Поначалу читать такие описания политической реальности неприятно – уж слишком спешно неприглядные дела прикрыты примерами римской доблести. Но после становится видно, что для Контарини администратор в Венеции – это тот, кто умеет защищать не только родные стены и родной очаг, но и благополучие людей, простые человеческие радости.
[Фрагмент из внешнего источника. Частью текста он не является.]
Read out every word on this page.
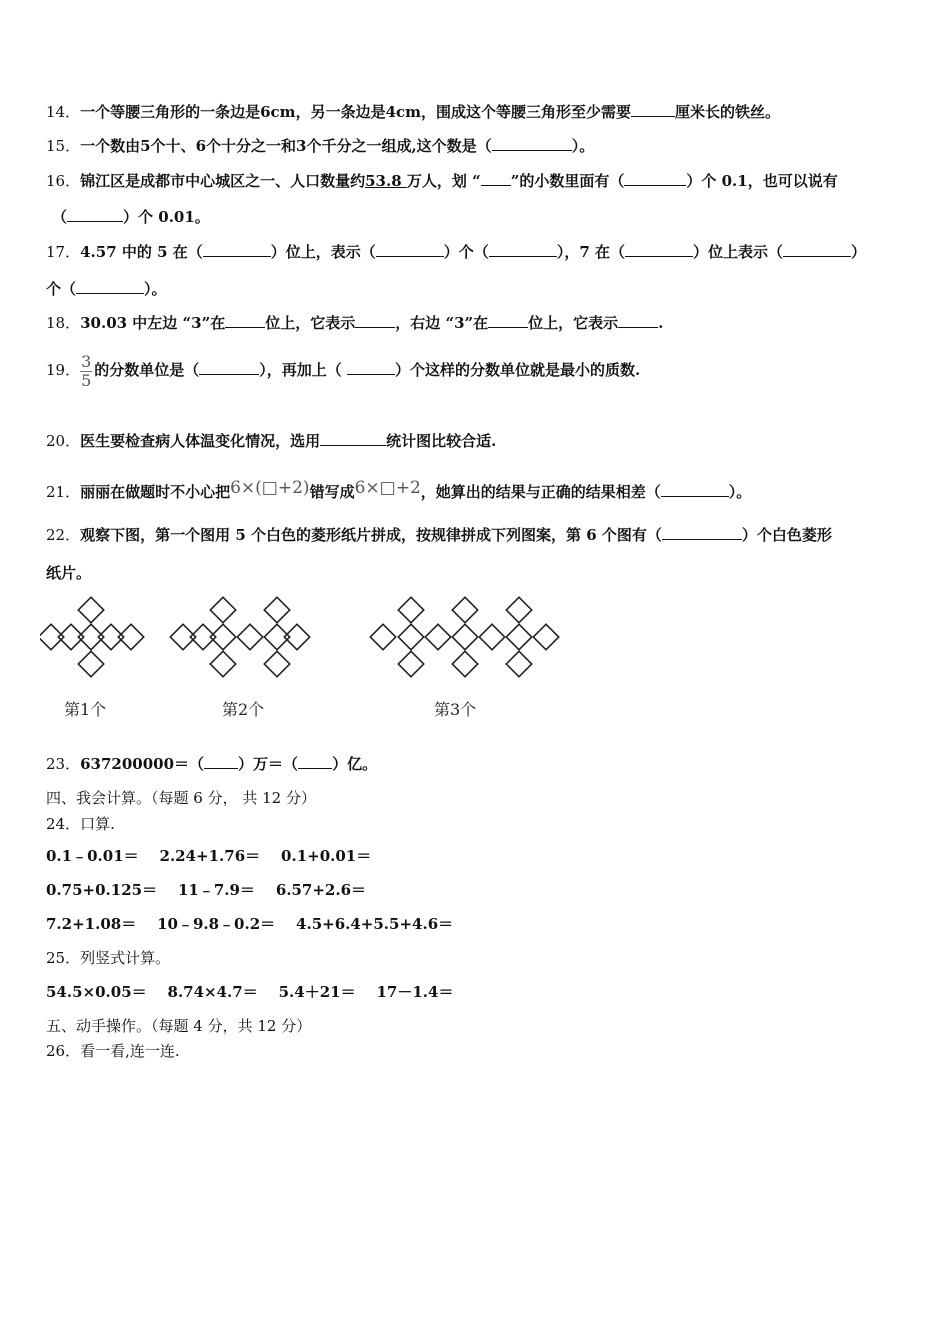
14．一个等腰三角形的一条边是6cm，另一条边是4cm，围成这个等腰三角形至少需要	厘米长的铁丝。
15．一个数由5个十、6个十分之一和3个千分之一组成,这个数是（	）。
16．锦江区是成都市中心城区之一、人口数量约53.8 万人，划 “ ”的小数里面有（	）个 0.1，也可以说有
（	）个 0.01。
17．4.57 中的 5 在（	）位上，表示（	）个（	），7 在（	）位上表示（	）
个（	）。
18．30.03 中左边 “3”在	位上，它表示	，右边 “3”在	位上，它表示	.
19． $\frac{3}{5}$ 的分数单位是（	），再加上（	）个这样的分数单位就是最小的质数.
20．医生要检查病人体温变化情况，选用	统计图比较合适.
21．丽丽在做题时不小心把6×(□+2)错写成6×□+2，她算出的结果与正确的结果相差（	）。
22．观察下图，第一个图用 5 个白色的菱形纸片拼成，按规律拼成下列图案，第 6 个图有（	）个白色菱形
纸片。
第1个	第2个	第3个
23．637200000＝（ ）万＝（ ）亿。
四、我会计算。（每题 6 分， 共 12 分）
24．口算.
0.1﹣0.01＝    2.24+1.76＝    0.1+0.01＝
0.75+0.125＝    11﹣7.9＝    6.57+2.6＝
7.2+1.08＝    10﹣9.8﹣0.2＝    4.5+6.4+5.5+4.6＝
25．列竖式计算。
54.5×0.05＝    8.74×4.7＝    5.4＋21＝    17－1.4＝
五、动手操作。（每题 4 分，共 12 分）
26．看一看,连一连.
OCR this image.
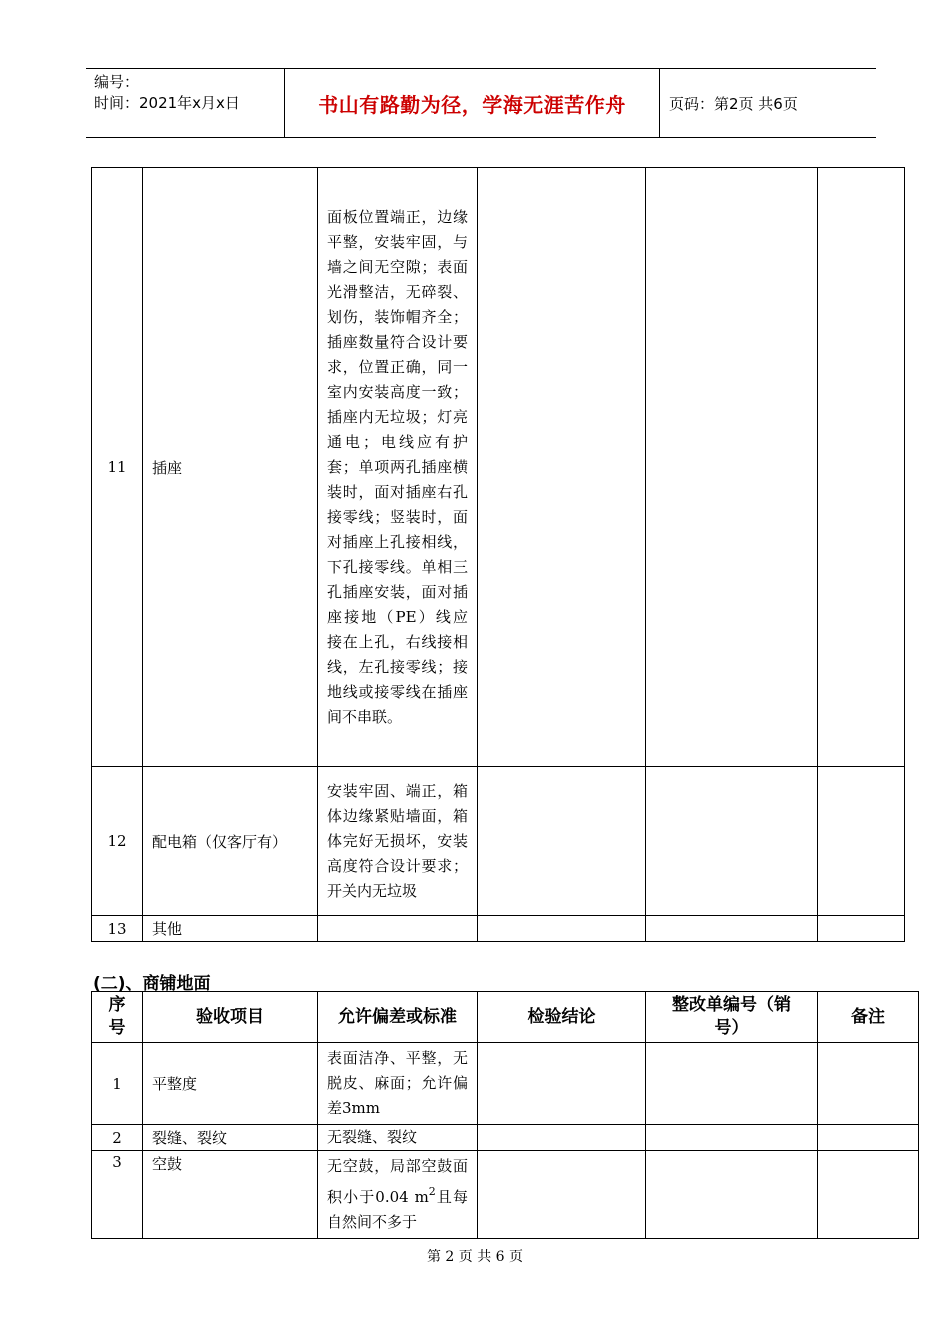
编号：
时间：2021年x月x日	书山有路勤为径，学海无涯苦作舟	页码：第2页 共6页
11	插座	面板位置端正，边缘平整，安装牢固，与墙之间无空隙；表面光滑整洁，无碎裂、划伤，装饰帽齐全；插座数量符合设计要求，位置正确，同一室内安装高度一致；插座内无垃圾；灯亮通电；电线应有护套；单项两孔插座横装时，面对插座右孔接零线；竖装时，面对插座上孔接相线，下孔接零线。单相三孔插座安装，面对插座接地（PE）线应接在上孔，右线接相线，左孔接零线；接地线或接零线在插座间不串联。			
12	配电箱（仅客厅有）	安装牢固、端正，箱体边缘紧贴墙面，箱体完好无损坏，安装高度符合设计要求；开关内无垃圾			
13	其他				
(二)、商铺地面
序号	验收项目	允许偏差或标准	检验结论	整改单编号（销号）	备注
1	平整度	表面洁净、平整，无脱皮、麻面；允许偏差3mm			
2	裂缝、裂纹	无裂缝、裂纹			
3	空鼓	无空鼓，局部空鼓面积小于0.04 $m^2$且每自然间不多于			
第 2 页 共 6 页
В его труде фраза «Сенат обратил свои помыслы» означает уже не поспешное принятие решений политическим классом, но умение создавать разумные правила игры, некое расписание помыслов, которые можно уже потом уместным образом обратить. Контарини, собираясь описывать тактику, всегда описывал стратегию, поневоле став предшественником таких тактиков-стратегов, удачливых или нет, как Ришельё или Наполеон.
В целом Ренессанс, возрождая античность, возрождал или переизобретал, со своей любовью к зрелищности, тогдашнюю норму публичности. Слово «театр» в поздней античности и в Византии означало не спектакли, а публичные диспуты философов. Общее место этих богословских споров, частое в житиях: ересь обычно опирается на книги, на букву авторитетных источников, а ортодоксия держится на вдохновении, на непосредственном созерцании и изложении истины. Поэтому театр оказывался местом не только еретических ролей, но также – ортодоксальной импровизации. Но интеллектуальную импровизацию, далекую от мелочности грамматиков, как раз поощрял Ренессанс. Ренессанс вводит условную систему «лиц» для определения жанров: разговор с самим собой – это одно (философский жанр); разговор с собеседником – другое, это обсуждение (филологические жанры, т. е. возрожденные античные жанры); а разговор в компании – это третье, это житейские рассказы («Декамерон» Боккаччо). Для Ренессанса и его поэтик важно искусство как дарованное, как открытое позитивное будущее: возрождение забытых жанров – это возрождение представлений и постановок.